I spent most of the day with my artist friend, Bob. We spent a few hours photographing a model we've both worked with in the past. We decided to learn a bit more about lighting and try using lights during our shoot. Some of my photos came out nice but others just didn't look right to me. We tried several different combinations of lights, amounts of light, and combinations of natural and artificial light. I've decided that I prefer natural light over artificial or studio light. It just looks more natural and captures skin tones more realistically to me.

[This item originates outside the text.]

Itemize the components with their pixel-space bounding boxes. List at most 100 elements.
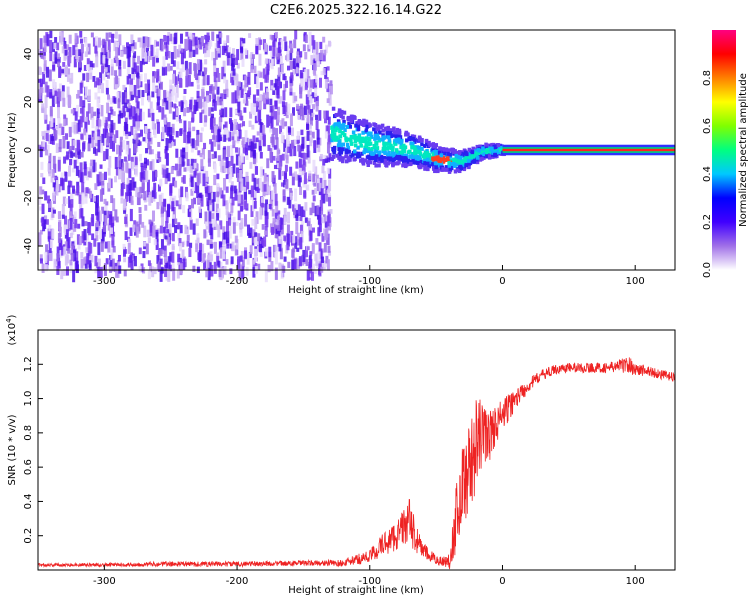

While I take my photos and post them on my web page, Bob takes his and creates some amazing artwork with them. He is now selling some of his pieces on eBay. You can see them/bid on them here. I'm not sure exactly what the process is, but he takes the photos, prints them on special paper and then does some kind of transfer process. He brought some of his work with him to show me. And he gave me one extraordinary transfer. It's of a beautiful man who looks like an angel. It reminds me of a vintage photo. I'll definitely get this framed and hung in a special place. I predict Bob will become a popular artist in the gay world (even though he's straight) because so many of his prints include beautiful men. If you haven't seen his work, check out his web site and his eBay sales. I have a feeling you'll enjoy it.
Before Bob left, I became brave enough to pose nude for him to do a few sketches of me. I think he did a great job. Of course I really need to lose some more weight before I have him sketch me again. I won't be sharing those drawings. They are for my private collection.